Tuesday, August 14, 2012

My Dark Side

Lately I have been working on something that I believe will change the way I handle my bipolar.  When I have a mood I have a hard time not seeing it as me and this is who I am, but Aaron keeps telling me that when I am in that mood it is my dark side not the real me.  Then we heard the new Kelly Clarkson song "Dark side"  (click link below to see video).

Kelly Clarkson "Dark Side"

"There's a place that i know it's not pretty there and few have ever gone if i show it to you now will it make you run away
or will you stay even if it hurts even if i try to push you out will you return? and remind me who i really am please remind me who i really am
everybody's got a dark side do you love me? can you love mine? nobody's a picture perfect but we're worth it you know that we're worth it will you love me? even with my dark side?
like a diamond from black dust it's hard to know what can become If you give up so don't give up on me please remind me who i really am [ From: http://www.metrolyrics.com/dark-side-lyrics-kelly-clarkson.html ]
everybody's got a dark side do you love me? can you love mine? nobody's a picture perfect but we're worth it you know that we're worth it will you love me? even with my dark side?
don't run away don't run away just tell me that you will stay promise me you will stay don't run away don't run away just promise me you will stay promise me you will stay
will you love me? ohh
everybody's got a dark side do you love me? can you love mine? nobody's a picture perfect but we're worth it you know that we're worth it will you love me? even with my dark side?" -Kelly Clarkson, Dark Side


Aaron told me this is my theme song, and I know he is SO right.  The line that touches me the most is "if i try to push you out will you return? and remind me who i really am please remind me who i really am?" because when my dark side is ragging I don't remember who I am my dark side tells me who that she is the real me. I don't want my dark side to be the real me, but when she rages I loose sight of all that I really am, and say things that afterwards I don't remember saying at all.  And that is the part that I hate the most that the real me gets lost in the rage. 

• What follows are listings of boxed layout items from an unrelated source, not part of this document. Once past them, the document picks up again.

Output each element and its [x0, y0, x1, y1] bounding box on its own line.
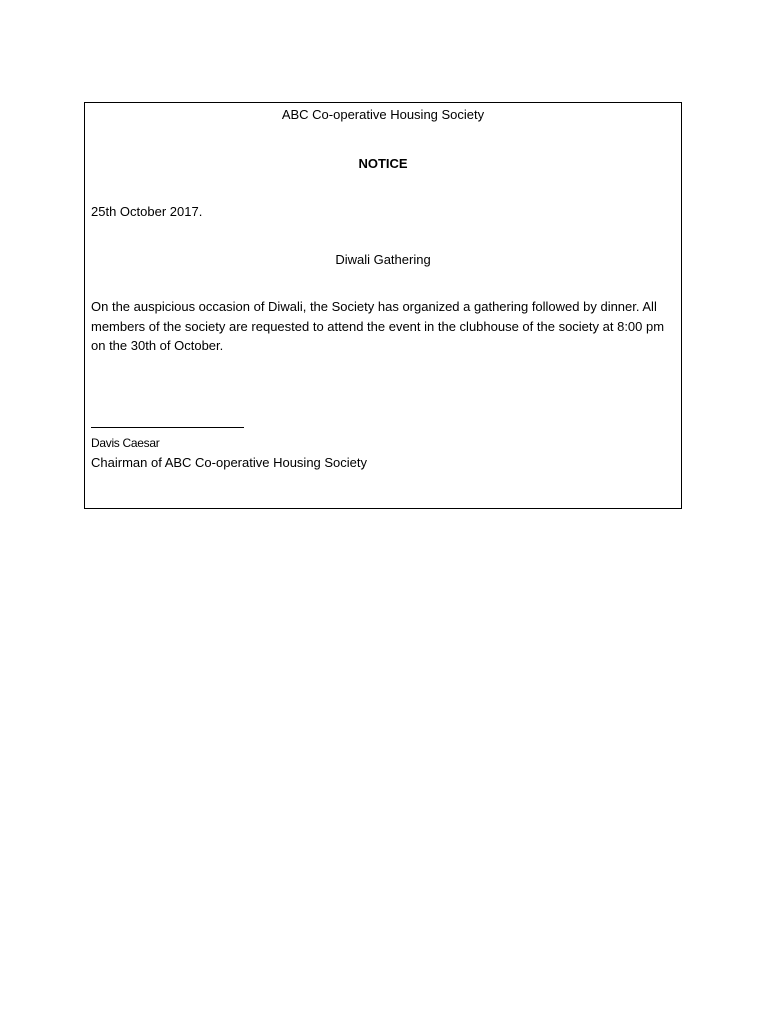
notice-heading: NOTICE: [358, 156, 408, 171]
society-name: ABC Co-operative Housing Society: [281, 107, 485, 122]
signatory-title: Chairman of ABC Co-operative Housing Society: [91, 455, 368, 470]
notice-body: On the auspicious occasion of Diwali, the Society has organized a gathering followed by dinner. All members of the society are requested to attend the event in the clubhouse of the society at 8:00 pm on the 30th of October.: [91, 299, 665, 353]
signatory-name: Davis Caesar: [91, 436, 160, 450]
signature-line: [91, 427, 244, 428]
notice-date: 25th October 2017.: [91, 204, 203, 219]
notice-box: [84, 102, 682, 509]
event-title: Diwali Gathering: [335, 252, 431, 267]
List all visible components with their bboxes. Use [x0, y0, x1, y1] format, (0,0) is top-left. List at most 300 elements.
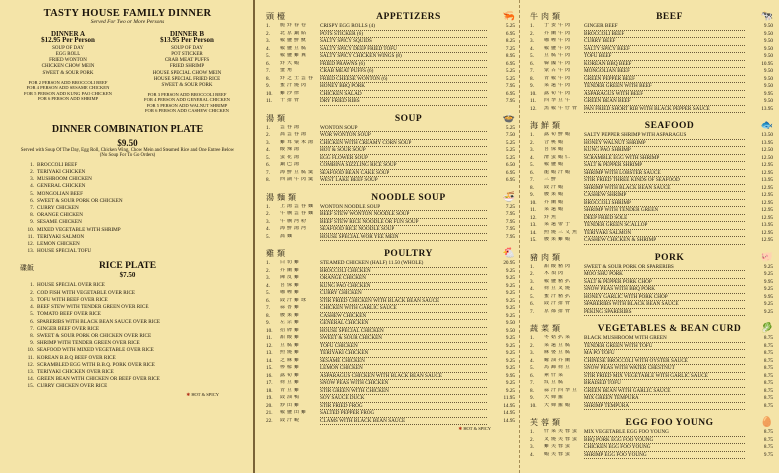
- noodle-soup-chinese-title: 湯麵類: [266, 192, 299, 202]
- rice-item-name: TERIYAKI CHICKEN OVER RICE: [37, 368, 114, 375]
- menu-item-number: 4.: [530, 45, 534, 52]
- soup-item-list: [266, 125, 515, 185]
- menu-item-price: 9.25: [763, 301, 773, 307]
- menu-item-chinese: 子姜牛肉: [544, 23, 573, 28]
- combo-item-number: 6.: [30, 197, 34, 204]
- menu-item-chinese: 西湖牛肉羹: [280, 177, 316, 182]
- menu-item-chinese: 咖喱雞: [280, 290, 302, 295]
- rice-item-name: TOMATO BEEF OVER RICE: [37, 311, 101, 318]
- rice-item-number: 8.: [30, 332, 34, 339]
- menu-item-name: HONEY BBQ PORK: [320, 83, 487, 91]
- poultry-section-header: [266, 245, 515, 259]
- menu-item: [266, 395, 515, 403]
- rice-plate-heading: [12, 261, 243, 271]
- menu-item-number: 10.: [266, 90, 273, 97]
- menu-item: [530, 388, 773, 396]
- menu-item-name: CURRY BEEF: [584, 38, 745, 46]
- menu-item-price: 13.50: [761, 132, 773, 138]
- menu-item-name: ASPARAGUS WITH BEEF: [584, 91, 745, 99]
- menu-item: [266, 76, 515, 84]
- rice-item: [12, 383, 243, 390]
- menu-item-number: 22.: [266, 417, 273, 424]
- menu-item: [266, 343, 515, 351]
- menu-item-price: 9.25: [763, 286, 773, 292]
- menu-item: [266, 358, 515, 366]
- menu-item-price: 12.95: [761, 162, 773, 168]
- menu-item-price: 5.25: [505, 147, 515, 153]
- egg-foo-young-section-header: [530, 414, 773, 428]
- dinner-b-items: [131, 46, 243, 89]
- menu-item-number: 10.: [530, 90, 537, 97]
- menu-item-name: STIR FRIED CHICKEN WITH BLACK BEAN SAUCE: [320, 298, 487, 306]
- menu-item-number: 13.: [266, 350, 273, 356]
- menu-item: [266, 403, 515, 411]
- rice-item-number: 13.: [27, 368, 34, 375]
- menu-item-name: STIR GREEN WITH CHICKEN: [320, 388, 487, 396]
- menu-item-price: 9.25: [505, 342, 515, 349]
- menu-item-number: 3.: [530, 444, 534, 450]
- combo-item: [12, 241, 243, 248]
- rice-item: [12, 326, 243, 333]
- menu-item-number: 2.: [530, 342, 534, 349]
- menu-item-name: KUNG PAO CHICKEN: [320, 283, 487, 291]
- menu-item-name: CASHEW CHICKEN & SHRIMP: [584, 237, 745, 245]
- hot-spicy-label: HOT & SPICY: [191, 391, 219, 397]
- dinner-a-items: [12, 46, 124, 76]
- menu-item-chinese: 椒鹽田雞: [280, 410, 309, 415]
- menu-item-number: 7.: [266, 68, 270, 74]
- egg-foo-young-chinese-title: 芙蓉類: [530, 418, 563, 427]
- menu-item-price: 9.25: [505, 290, 515, 296]
- menu-item-number: 4.: [530, 154, 534, 161]
- rice-item-name: SHRIMP WITH TENDER GREEN OVER RICE: [37, 340, 140, 347]
- menu-item-number: 5.: [530, 365, 534, 371]
- menu-item-name: SHRIMP WITH LOBSTER SAUCE: [584, 170, 745, 178]
- menu-item-chinese: 青豆雞: [280, 387, 302, 393]
- rice-item: [12, 297, 243, 304]
- combo-item: [12, 183, 243, 190]
- menu-item: [266, 260, 515, 268]
- dinner-a-item: SOUP OF DAY: [52, 46, 84, 52]
- menu-item-name: TERIYAKI SALMON: [584, 230, 745, 238]
- menu-item-price: 6.95: [505, 60, 515, 67]
- menu-item-name: BRAISED TOFU: [584, 380, 745, 388]
- menu-item-chinese: 北京鍋貼: [280, 30, 309, 36]
- dinner-b-item: HOUSE SPECIAL CHOW MEIN: [152, 70, 222, 76]
- menu-item-chinese: 冬菇扒菜: [544, 335, 573, 340]
- menu-item-price: 5.25: [505, 68, 515, 74]
- menu-item-name: MOO SHU PORK: [584, 271, 745, 279]
- menu-item-chinese: 芥蘭蝦: [544, 199, 566, 205]
- menu-item-number: 7.: [530, 308, 534, 315]
- menu-item-chinese: 蒜汁四季豆: [544, 387, 580, 393]
- menu-item-number: 4.: [530, 357, 534, 364]
- chili-icon: ✱: [186, 391, 192, 397]
- menu-item-price: 9.50: [763, 23, 773, 29]
- menu-item-price: 9.25: [505, 365, 515, 371]
- menu-item-price: 12.95: [761, 237, 773, 243]
- menu-item-price: 8.75: [763, 350, 773, 356]
- menu-item: [530, 177, 773, 185]
- menu-item-name: GINGER BEEF: [584, 23, 745, 31]
- menu-item-number: 5.: [266, 233, 270, 240]
- combo-item-number: 5.: [30, 190, 34, 197]
- combo-item-name: MUSHROOM CHICKEN: [37, 176, 92, 183]
- menu-item: [530, 98, 773, 106]
- family-dinner-subtitle: Served For Two or More Persons: [90, 19, 165, 25]
- menu-item: [530, 23, 773, 31]
- appetizers-section-header: [266, 8, 515, 22]
- menu-item-price: 7.25: [505, 203, 515, 210]
- egg-foo-young-illustration-icon: 🥚: [760, 417, 773, 428]
- menu-item-number: 7.: [530, 68, 534, 74]
- menu-item-number: 12.: [266, 342, 273, 349]
- menu-item-price: 9.75: [763, 451, 773, 458]
- menu-item: [530, 294, 773, 302]
- dinner-b-name: DINNER B: [169, 30, 205, 38]
- menu-item-price: 8.75: [763, 387, 773, 394]
- menu-item-number: 7.: [530, 177, 534, 183]
- menu-item-name: WOR WONTON SOUP: [320, 132, 487, 140]
- menu-item-price: 13.95: [761, 139, 773, 146]
- combo-item-number: 2.: [30, 169, 34, 176]
- dinner-b-item: POT STICKER: [171, 52, 203, 58]
- dinner-options: [12, 31, 243, 114]
- combo-item: [12, 191, 243, 198]
- menu-item-chinese: 龍蝦汁蝦: [544, 169, 573, 175]
- menu-item-price: 8.75: [763, 342, 773, 349]
- menu-item: [530, 132, 773, 140]
- combo-plate-price: $9.50: [117, 137, 138, 148]
- menu-item-name: COMBINA SIZZLING RICE SOUP: [320, 162, 487, 170]
- menu-item-price: 9.95: [763, 278, 773, 285]
- menu-item-chinese: 椒鹽雞翼: [280, 53, 309, 58]
- menu-item-chinese: 蠔油芥蘭: [544, 357, 573, 363]
- menu-item-chinese: 蒜香雞: [280, 305, 302, 310]
- menu-item-price: 5.25: [505, 154, 515, 161]
- menu-item-price: 12.95: [761, 229, 773, 236]
- menu-item-name: SNOW PEAS WITH BBQ PORK: [584, 286, 745, 294]
- menu-item-price: 8.75: [763, 395, 773, 401]
- menu-item: [266, 373, 515, 381]
- rice-item-number: 12.: [27, 361, 34, 368]
- menu-item-price: 7.95: [505, 98, 515, 104]
- combo-item-number: 3.: [30, 176, 34, 183]
- menu-item: [530, 358, 773, 366]
- menu-item-number: 12.: [530, 105, 537, 112]
- menu-item-name: BEEF STEW WONTON NOODLE SOUP: [320, 211, 487, 219]
- menu-item-price: 7.95: [505, 226, 515, 232]
- combo-item-number: 9.: [30, 219, 34, 226]
- menu-item-number: 2.: [530, 30, 534, 37]
- menu-item-name: GREEN PEPPER BEEF: [584, 76, 745, 84]
- menu-item-number: 15.: [266, 365, 273, 371]
- menu-item: [266, 125, 515, 133]
- seafood-section-header: [530, 117, 773, 131]
- menu-item-name: SWEET & SOUR PORK OR SPARERIBS: [584, 264, 745, 272]
- menu-item-name: SHRIMP WITH TENDER GREEN: [584, 207, 745, 215]
- menu-item-number: 8.: [530, 184, 534, 191]
- menu-item-name: CASHEW SHRIMP: [584, 192, 745, 200]
- menu-item: [266, 31, 515, 39]
- poultry-title: POULTRY: [384, 249, 433, 259]
- combo-item-name: BROCCOLI BEEF: [37, 161, 78, 168]
- menu-item-number: 2.: [530, 436, 534, 443]
- menu-item: [266, 410, 515, 418]
- menu-item-chinese: 荷豆叉燒: [544, 286, 573, 291]
- menu-item: [530, 286, 773, 294]
- rice-item-number: 2.: [30, 289, 34, 296]
- hot-spicy-label: HOT & SPICY: [463, 426, 491, 431]
- menu-item: [266, 38, 515, 46]
- menu-item-number: 1.: [266, 203, 270, 210]
- menu-item-price: 9.50: [505, 320, 515, 326]
- menu-item: [530, 147, 773, 155]
- menu-item-price: 9.50: [763, 30, 773, 37]
- menu-item-price: 5.25: [505, 23, 515, 29]
- menu-item: [530, 53, 773, 61]
- menu-item-name: ORANGE CHICKEN: [320, 275, 487, 283]
- menu-item-chinese: 豉汁排骨: [544, 301, 573, 306]
- dinner-a-item: SWEET & SOUR PORK: [42, 70, 94, 76]
- menu-item-price: 8.75: [763, 357, 773, 364]
- menu-item-name: HONEY WALNUT SHRIMP: [584, 140, 745, 148]
- menu-item-chinese: 炸芝士雲吞: [280, 75, 316, 81]
- menu-item-name: SHRIMP WITH BLACK BEAN SAUCE: [584, 185, 745, 193]
- menu-item-number: 6.: [530, 169, 534, 176]
- menu-item: [530, 365, 773, 373]
- menu-item-chinese: 馬蹄荷豆: [544, 365, 573, 370]
- menu-item-name: BLACK MUSHROOM WITH GREEN: [584, 335, 745, 343]
- menu-item-price: 8.75: [763, 429, 773, 435]
- menu-item-number: 10.: [530, 199, 537, 206]
- menu-item-number: 8.: [530, 387, 534, 394]
- rice-item-number: 1.: [30, 282, 34, 289]
- middle-menu-panel: [258, 0, 520, 473]
- menu-item-chinese: 脆炸春卷: [280, 23, 309, 28]
- menu-item-number: 9.: [530, 83, 534, 89]
- menu-item-chinese: 照燒三文魚: [544, 229, 580, 235]
- menu-item-chinese: 椒鹽豆腐: [280, 45, 309, 51]
- combo-item-name: GENERAL CHICKEN: [37, 183, 86, 190]
- menu-item-chinese: 白切雞: [280, 260, 302, 265]
- menu-item-price: 9.95: [763, 90, 773, 97]
- menu-item-price: 9.95: [763, 293, 773, 300]
- menu-item-chinese: 荷豆雞: [280, 380, 302, 385]
- dinner-a: [12, 31, 124, 114]
- seafood-item-list: [530, 132, 773, 245]
- menu-item-number: 19.: [266, 395, 273, 401]
- menu-item: [530, 76, 773, 84]
- menu-item-number: 11.: [266, 335, 273, 341]
- menu-item-chinese: 蜜汁燒肉: [280, 83, 309, 88]
- menu-item-price: 12.50: [761, 154, 773, 161]
- menu-item: [266, 328, 515, 336]
- menu-item: [266, 226, 515, 234]
- menu-item: [530, 429, 773, 437]
- rice-plate-price: $7.50: [119, 271, 136, 280]
- menu-item-name: STIR FRIED MIX VEGETABLE WITH GARLIC SAUCE: [584, 373, 745, 381]
- menu-item-chinese: 海鮮豆腐羹: [280, 169, 316, 175]
- menu-item: [266, 418, 515, 426]
- dinner-a-party-line: FOR 6 PERSON ADD SHRIMP: [37, 96, 99, 102]
- combo-item-number: 4.: [30, 183, 34, 190]
- menu-item-number: 7.: [530, 380, 534, 386]
- dinner-b-item: SWEET & SOUR PORK: [161, 82, 213, 88]
- menu-item: [530, 31, 773, 39]
- menu-item-chinese: 京都排骨: [544, 308, 573, 314]
- menu-item: [266, 177, 515, 185]
- dinner-a-price: $12.95 Per Person: [41, 36, 95, 45]
- menu-item-chinese: 牛腩雲吞麵: [280, 211, 316, 216]
- menu-item-chinese: 宮保雞: [280, 282, 302, 288]
- pork-item-list: [530, 264, 773, 317]
- menu-item-number: 1.: [266, 23, 270, 29]
- menu-item: [530, 215, 773, 223]
- menu-item-number: 4.: [530, 286, 534, 292]
- menu-item-price: 9.50: [763, 98, 773, 104]
- poultry-illustration-icon: 🐔: [502, 248, 515, 259]
- menu-item-name: CASHEW CHICKEN: [320, 313, 487, 321]
- rice-item-number: 5.: [30, 311, 34, 318]
- menu-item-number: 9.: [530, 395, 534, 401]
- menu-item-chinese: 黑椒牛仔骨: [544, 105, 580, 111]
- menu-item: [530, 335, 773, 343]
- combo-item-number: 7.: [30, 205, 34, 212]
- poultry-item-list: [266, 260, 515, 425]
- dinner-a-item: EGG ROLL: [55, 52, 81, 58]
- menu-item-name: HOUSE SPECIAL WOR YEE MEIN: [320, 234, 487, 242]
- menu-item-name: HOUSE SPECIAL CHICKEN: [320, 328, 487, 336]
- menu-item-number: 3.: [266, 38, 270, 44]
- menu-item-name: SALTY SPICY DEEP FRIED TOFU: [320, 46, 487, 54]
- menu-item-chinese: 菜遠豆腐: [544, 342, 573, 348]
- vegetables-bean-curd-title: VEGETABLES & BEAN CURD: [597, 324, 742, 334]
- menu-item-name: SHRIMP EGG FOO YOUNG: [584, 452, 745, 460]
- menu-item-price: 9.25: [763, 263, 773, 270]
- menu-item-number: 17.: [266, 380, 273, 386]
- menu-item-name: MIX VEGETABLE EGG FOO YOUNG: [584, 429, 745, 437]
- menu-item-number: 4.: [530, 451, 534, 458]
- menu-item-number: 4.: [266, 282, 270, 289]
- egg-foo-young-title: EGG FOO YOUNG: [625, 418, 714, 428]
- menu-item-chinese: 腰果雞: [280, 312, 302, 318]
- combo-item-name: SWEET & SOUR PORK OR CHICKEN: [37, 197, 123, 204]
- menu-item-price: 7.50: [505, 132, 515, 138]
- menu-item-price: 7.95: [505, 83, 515, 89]
- dinner-b-item: FRIED SHRIMP: [169, 64, 205, 70]
- menu-item-price: 9.25: [505, 267, 515, 274]
- menu-item-number: 2.: [266, 267, 270, 274]
- combo-item-name: MONGOLIAN BEEF: [37, 190, 83, 197]
- menu-item-price: 11.95: [503, 395, 515, 401]
- menu-item-price: 9.25: [505, 305, 515, 311]
- menu-item-name: CHINESE BROCCOLI WITH OYSTER SAUCE: [584, 358, 745, 366]
- appetizers-illustration-icon: 🦐: [502, 11, 515, 22]
- beef-item-list: [530, 23, 773, 113]
- menu-item-price: 9.50: [763, 53, 773, 59]
- menu-item-number: 4.: [266, 45, 270, 52]
- menu-item-price: 7.95: [505, 211, 515, 217]
- combo-item-name: TERIYAKI SALMON: [37, 233, 85, 240]
- beef-title: BEEF: [656, 12, 683, 22]
- menu-item-name: DEEP FRIED SOLE: [584, 215, 745, 223]
- menu-item-name: SWEET & SOUR CHICKEN: [320, 335, 487, 343]
- menu-item: [530, 38, 773, 46]
- pork-illustration-icon: 🐖: [760, 251, 773, 263]
- menu-item-number: 1.: [530, 132, 534, 138]
- menu-item-price: 13.95: [761, 105, 773, 112]
- dinner-b-item: HOUSE SPECIAL FRIED RICE: [153, 76, 221, 82]
- menu-item-name: SALTY PEPPER SHRIMP WITH ASPARAGUS: [584, 132, 745, 140]
- menu-item-number: 1.: [530, 23, 534, 29]
- menu-item-number: 2.: [266, 132, 270, 138]
- menu-item-chinese: 酸辣湯: [280, 147, 302, 152]
- menu-item-number: 12.: [530, 214, 537, 221]
- menu-item-number: 8.: [530, 75, 534, 82]
- menu-item-price: 13.95: [761, 222, 773, 228]
- rice-item: [12, 376, 243, 383]
- seafood-title: SEAFOOD: [644, 121, 695, 131]
- menu-item-name: SNOW PEAS WITH WATER CHESTNUT: [584, 365, 745, 373]
- rice-item-number: 14.: [27, 376, 34, 383]
- menu-item-name: HOT & SOUR SOUP: [320, 147, 487, 155]
- menu-item-name: TERIYAKI CHICKEN: [320, 350, 487, 358]
- menu-item-name: SNOW PEAS WITH CHICKEN: [320, 380, 487, 388]
- combo-plate-list: [12, 162, 243, 256]
- menu-item-number: 4.: [266, 226, 270, 232]
- combo-item: [12, 212, 243, 219]
- menu-item: [266, 290, 515, 298]
- menu-item-chinese: 椒鹽鮮魷: [280, 38, 309, 43]
- menu-item-price: 9.25: [505, 297, 515, 304]
- menu-item-number: 8.: [266, 312, 270, 319]
- rice-item: [12, 304, 243, 311]
- menu-item-name: TENDER GREEN WITH BEEF: [584, 83, 745, 91]
- menu-item: [266, 335, 515, 343]
- rice-item-number: 6.: [30, 318, 34, 325]
- family-dinner-panel: [0, 0, 255, 473]
- menu-item-price: 14.95: [503, 417, 515, 424]
- menu-item-chinese: 蛋花湯: [280, 154, 302, 160]
- menu-item-number: 2.: [266, 30, 270, 37]
- menu-item-chinese: 上湯雲吞麵: [280, 203, 316, 209]
- menu-item-price: 9.25: [505, 350, 515, 356]
- dinner-a-party-line: FOR 4 PERSON ADD SESAME CHICKEN: [26, 85, 110, 91]
- menu-item: [266, 380, 515, 388]
- menu-item: [530, 309, 773, 317]
- menu-item-chinese: 海鮮湯河: [280, 226, 309, 231]
- menu-item-chinese: 炆豆腐: [544, 380, 566, 385]
- menu-item-name: FRIED PRAWNS (6): [320, 61, 487, 69]
- seafood-chinese-title: 海鮮類: [530, 121, 563, 130]
- menu-item: [266, 305, 515, 313]
- menu-item-number: 5.: [266, 290, 270, 296]
- menu-item-name: GENERAL CHICKEN: [320, 320, 487, 328]
- vegetables-bean-curd-illustration-icon: 🥬: [760, 323, 773, 334]
- menu-item: [530, 68, 773, 76]
- dinner-b-price: $13.95 Per Person: [160, 36, 214, 45]
- combo-item-number: 8.: [30, 212, 34, 219]
- soup-chinese-title: 湯類: [266, 113, 288, 123]
- menu-item: [266, 162, 515, 170]
- menu-item: [530, 170, 773, 178]
- menu-item-price: 12.95: [761, 184, 773, 191]
- menu-item-number: 2.: [530, 271, 534, 277]
- combo-item-name: HOUSE SPECIAL TOFU: [37, 248, 92, 255]
- menu-item-chinese: 韓國牛肉: [544, 60, 573, 66]
- rice-item: [12, 362, 243, 369]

Right now in the management of my illness I am trying to remember that the person who comes out in the rage is not the real me, but my Dark Side.  She is the one who comes to destroy me and convince me that all that she says is true and that I should give in to her wishes. I want to be able to counter her rage and destructive ways so that my moods are shorter and that the real me becomes the one who is stronger because I have Christ to be my strength.  

Please don't assume I am saying that I have a split personality because I don't, but what bipolar does to me is make me depressed, raged, or elated with no middle, and when I am like any of these moods it is dangerous because I am not in my middle mind which is the REAL ME! I want to conquer my dark side, and come out stronger because I have been clinging to the cross and a husband who has been sent by God to help guide me out of my dark side.  

I have a dark side, but it will not win!!!!